Way Forward – Reflecting The Past, Affecting The Present

Algorithms do not create biases themselves but perpetuate societal inequities and cultural prejudices, thus posing the thesis that technological problems are rather social and historical first and then – algorithmic. Responsibly developed AI algorithms bring hope to individuals with disabilities and impairments, making workplaces and education more accessible through fueling and augmenting smart wheelchairs, walking sticks, geolocation and smart city tools; bionic limbs, exoskeletons and rehabilitation technologies, social robotics for individuals with autism and cognitive impairments, facial and sign recognition for sign language identification and support of deaf individuals, or computer vision algorithms that can interpret images and videos into braille for visually-impaired individuals.

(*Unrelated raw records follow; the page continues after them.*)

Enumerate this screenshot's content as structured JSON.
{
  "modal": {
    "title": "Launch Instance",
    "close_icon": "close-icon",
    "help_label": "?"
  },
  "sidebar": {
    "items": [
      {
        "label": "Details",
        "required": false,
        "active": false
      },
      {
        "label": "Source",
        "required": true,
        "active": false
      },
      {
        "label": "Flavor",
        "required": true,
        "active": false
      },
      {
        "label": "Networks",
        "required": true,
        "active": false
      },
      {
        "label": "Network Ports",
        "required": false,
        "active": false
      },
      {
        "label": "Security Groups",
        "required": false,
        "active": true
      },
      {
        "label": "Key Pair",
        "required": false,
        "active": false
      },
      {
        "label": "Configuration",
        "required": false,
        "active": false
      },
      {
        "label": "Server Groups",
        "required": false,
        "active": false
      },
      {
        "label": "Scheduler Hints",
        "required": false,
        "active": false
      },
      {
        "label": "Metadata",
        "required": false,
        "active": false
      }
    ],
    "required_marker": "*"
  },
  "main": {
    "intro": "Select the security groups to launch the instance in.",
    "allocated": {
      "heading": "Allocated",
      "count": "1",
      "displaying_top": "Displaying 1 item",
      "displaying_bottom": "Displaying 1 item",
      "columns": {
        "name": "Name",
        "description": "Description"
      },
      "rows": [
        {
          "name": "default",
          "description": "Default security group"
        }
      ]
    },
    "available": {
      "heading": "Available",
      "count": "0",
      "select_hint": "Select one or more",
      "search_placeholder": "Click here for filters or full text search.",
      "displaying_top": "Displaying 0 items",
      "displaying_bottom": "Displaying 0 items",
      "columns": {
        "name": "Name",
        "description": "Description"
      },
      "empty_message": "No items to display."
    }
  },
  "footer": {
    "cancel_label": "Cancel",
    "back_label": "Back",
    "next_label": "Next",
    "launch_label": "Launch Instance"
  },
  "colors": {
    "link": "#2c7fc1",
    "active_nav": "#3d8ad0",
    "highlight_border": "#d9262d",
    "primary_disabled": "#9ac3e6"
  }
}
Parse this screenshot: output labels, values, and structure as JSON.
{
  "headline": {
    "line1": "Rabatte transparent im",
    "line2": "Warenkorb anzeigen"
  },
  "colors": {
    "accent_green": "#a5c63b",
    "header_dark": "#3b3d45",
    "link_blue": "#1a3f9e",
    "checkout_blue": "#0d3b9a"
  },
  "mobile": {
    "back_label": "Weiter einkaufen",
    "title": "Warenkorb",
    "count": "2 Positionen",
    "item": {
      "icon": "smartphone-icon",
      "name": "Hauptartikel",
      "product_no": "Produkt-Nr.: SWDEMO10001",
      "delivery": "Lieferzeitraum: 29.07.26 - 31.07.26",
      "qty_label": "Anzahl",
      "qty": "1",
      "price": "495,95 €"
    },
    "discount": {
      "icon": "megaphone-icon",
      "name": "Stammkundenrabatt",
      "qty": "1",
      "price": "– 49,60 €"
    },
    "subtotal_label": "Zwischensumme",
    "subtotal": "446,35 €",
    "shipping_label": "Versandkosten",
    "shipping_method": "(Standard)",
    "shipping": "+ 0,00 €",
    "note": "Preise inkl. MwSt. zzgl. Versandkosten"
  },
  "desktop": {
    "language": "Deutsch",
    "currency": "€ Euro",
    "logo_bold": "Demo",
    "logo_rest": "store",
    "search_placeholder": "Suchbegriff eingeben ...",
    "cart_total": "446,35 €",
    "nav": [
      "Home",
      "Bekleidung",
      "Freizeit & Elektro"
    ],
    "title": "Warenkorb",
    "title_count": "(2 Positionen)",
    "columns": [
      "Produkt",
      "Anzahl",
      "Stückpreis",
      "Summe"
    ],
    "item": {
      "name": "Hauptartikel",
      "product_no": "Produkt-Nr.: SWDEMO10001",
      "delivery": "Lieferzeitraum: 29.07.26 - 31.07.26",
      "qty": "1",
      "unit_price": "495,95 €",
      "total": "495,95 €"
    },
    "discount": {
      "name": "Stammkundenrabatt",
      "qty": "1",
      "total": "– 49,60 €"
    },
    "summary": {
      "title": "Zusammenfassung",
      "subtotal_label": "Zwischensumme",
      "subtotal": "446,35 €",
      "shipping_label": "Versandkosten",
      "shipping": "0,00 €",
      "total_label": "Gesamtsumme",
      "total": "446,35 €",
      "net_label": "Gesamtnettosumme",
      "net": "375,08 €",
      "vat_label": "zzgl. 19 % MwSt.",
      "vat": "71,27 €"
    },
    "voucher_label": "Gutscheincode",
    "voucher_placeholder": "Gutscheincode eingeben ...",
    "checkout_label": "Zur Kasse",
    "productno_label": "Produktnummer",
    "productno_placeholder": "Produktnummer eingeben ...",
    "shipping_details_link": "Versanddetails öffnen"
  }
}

However, the more AI systems are becoming involved in critical social processes such as law enforcement, policing or warfare, or associated with high and unacceptable risk systems, the more there is the necessity to reflect the multipolar and multiagent nature of the society, where historical context and past define the present, including how we identify the purpose and practice. Thus, in order to tackle the challenges of algorithms, we should address the social challenges of the past and present first.